I've noticed that CSV class in Ruby has some shortcut interfaces (see http://ruby-doc.org/stdlib-1.9.3/libdoc/csv/rdoc/CSV.html):
CSV { |csv_out| csv_out << %w{my data here} } # to $stdout
CSV(csv = "") { |csv_str| csv_str << %w{my data here} } # to a String
CSV($stderr) { |csv_err| csv_err << %w{my data here} } # to $stderr
CSV($stdin) { |csv_in| csv_in.each { |row| p row } } # from $stdin
Is there a way to do this for my own classes? I am implementing a DSL and that would make code much more cleaner.
It is not a class. It is a method defined on Object
(Although there is also a class called with the same name CSV
). The doc you linked is misleading. This explains it better.

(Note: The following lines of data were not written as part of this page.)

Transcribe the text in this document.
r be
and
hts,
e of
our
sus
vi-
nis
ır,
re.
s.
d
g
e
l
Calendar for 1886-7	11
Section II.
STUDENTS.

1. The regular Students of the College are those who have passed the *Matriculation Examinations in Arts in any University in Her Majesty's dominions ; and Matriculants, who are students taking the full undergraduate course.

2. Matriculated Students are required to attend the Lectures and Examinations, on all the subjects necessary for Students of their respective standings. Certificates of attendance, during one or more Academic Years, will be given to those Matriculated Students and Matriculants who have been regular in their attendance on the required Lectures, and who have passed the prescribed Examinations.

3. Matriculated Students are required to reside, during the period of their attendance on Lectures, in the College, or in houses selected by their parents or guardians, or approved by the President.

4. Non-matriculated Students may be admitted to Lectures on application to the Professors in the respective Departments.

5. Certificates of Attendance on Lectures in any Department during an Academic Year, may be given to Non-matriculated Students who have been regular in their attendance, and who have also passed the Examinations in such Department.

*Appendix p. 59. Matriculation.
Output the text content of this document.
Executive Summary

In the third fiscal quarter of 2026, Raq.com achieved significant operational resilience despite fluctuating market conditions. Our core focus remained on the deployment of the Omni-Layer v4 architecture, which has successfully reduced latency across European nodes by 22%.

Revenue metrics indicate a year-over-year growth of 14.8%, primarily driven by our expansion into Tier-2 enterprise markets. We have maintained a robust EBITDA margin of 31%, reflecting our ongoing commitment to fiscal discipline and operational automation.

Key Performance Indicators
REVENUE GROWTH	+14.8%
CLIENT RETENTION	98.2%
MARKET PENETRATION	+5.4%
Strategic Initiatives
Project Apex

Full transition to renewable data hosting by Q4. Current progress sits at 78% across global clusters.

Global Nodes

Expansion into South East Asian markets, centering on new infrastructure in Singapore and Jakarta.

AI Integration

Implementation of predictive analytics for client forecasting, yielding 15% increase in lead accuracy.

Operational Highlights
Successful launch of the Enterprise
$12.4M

You cannot do it like that with a module, but you can define a method that takes a block.
The example you showed is not a class called without a method. On the opposite, it is a method called without a class. sawa has already explained how it works.
Ruby 2.0 introduced Refinements.
You could refine Object
to add a custom method and use it like in the example from your question.
If you're stuck on Ruby 1.9, you can use monkey patching instead of refining.
But you should think twice because this might make your code more spaghettish, procedural and less object-oriented.